身体障害者向けの改造車両の内装。左下にあるレバーを使ってアクセルとブレーキを操作、ハンドルには片手で回せるようグリップが備わる=佐賀市北川副町のオートガレージ江下

 障害者の自立支援に取り組むNPO法人「ドリーム・ロード」(佐賀市、船津正弘理事長)は、身体障害者向けに補助装置を取り付けた教習車を作り、貸し出す取り組みを始める。県内では補助装置がある自動車学校は2カ所だけで、障害者が改造費用を負担して教習車を持ち込むしかないのが現状だ。経済的負担のため断念する人も多い中、障害があっても免許を取得できる社会に向けて一歩踏み出す。

 

 NPOメンバーで、障害の特性に合わせた福祉車両の改造・販売店「オートガレージ江下」(佐賀市北川副町)を営む江下真也さん(45)のもとに昨年4月に相談があった。「県内で免許を取るためにはどうすれば良いか―」。これまでは事故による後遺症などで、運転に支障が出た免許保有者向けに自家用車の改造をしてきた。調べると、県内では身体障害者の免許取得のハードルが高く、がくぜんとしたという。

 教習車には専用のナンバープレートや補助ミラー、助手席の補助ブレーキの設置が必要で、それだけでも約30~40万円ほどかかる。江下さんは「金銭面で教習車改造や免許取得を諦める人も多い。教習車があれば健常者と同じスタートラインに立てる」と話す。

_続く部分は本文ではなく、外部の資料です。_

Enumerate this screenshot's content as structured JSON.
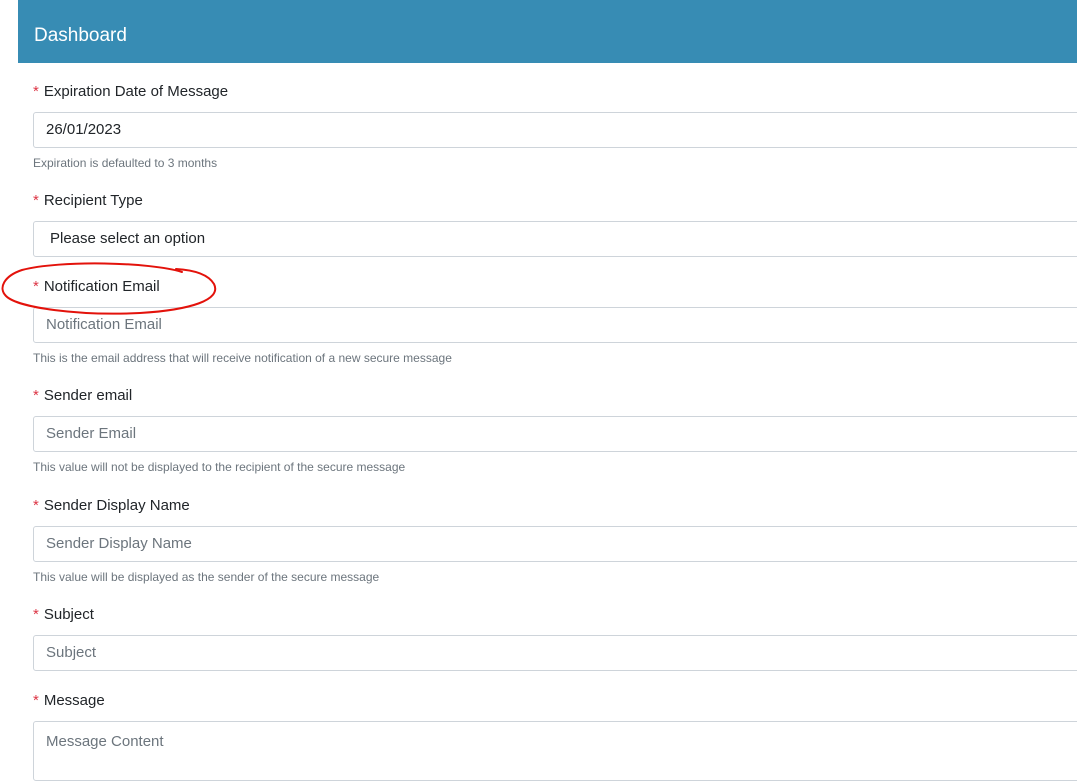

 県内の自動車学校では車の維持費負担と利用者が年1人前後という状況から、身体障害者向けの教習車を廃止したところもあった。一方で、片手で操作ができるグリップ付きのハンドルを導入している自動車学校があるほか、虹ノ松原自動車学校(唐津市)では4月、ハンドコントロールという手動でアクセルとブレーキを操作できる着脱可能な補助装置を購入。車いす利用者から「免許を取りたい」と相談があり、導入を決めたという。

 今回、NPOでは、グリップ付きハンドル、低身長の人向けのペダル延長、足が動かない人のための手動のアクセル、ブレーキ操作装置を備えつけた教習車を作る。機材や工賃など約220万円かかり、県地域福祉振興基金からの助成金でまかなう。教習車は6月中旬に完成する予定で、県内に住む男性への貸し出しが決まっている。利用料は入校から約1カ月間で1台10万円(税別)。個人に貸し出し、通学を希望する自動車学校に持ち込むという。

 県運転免許センターによると「手動でのブレーキ操作に限る」と条件付きの運転免許を持つ人は、県内で1161人(3月末現在)。今後はさらなる需要を見込み、手動アクセル・ブレーキ、グリップ付きハンドル、ペダル延長などそれぞれの補助装置を取り付けた専用車を1台ずつ用意していくという。江下さんは「全国的にも地方では、障害に合わせた車両がなく、似た状況が多いと思う。この取り組みがモデルケースになっていけば」と広がりを期待する。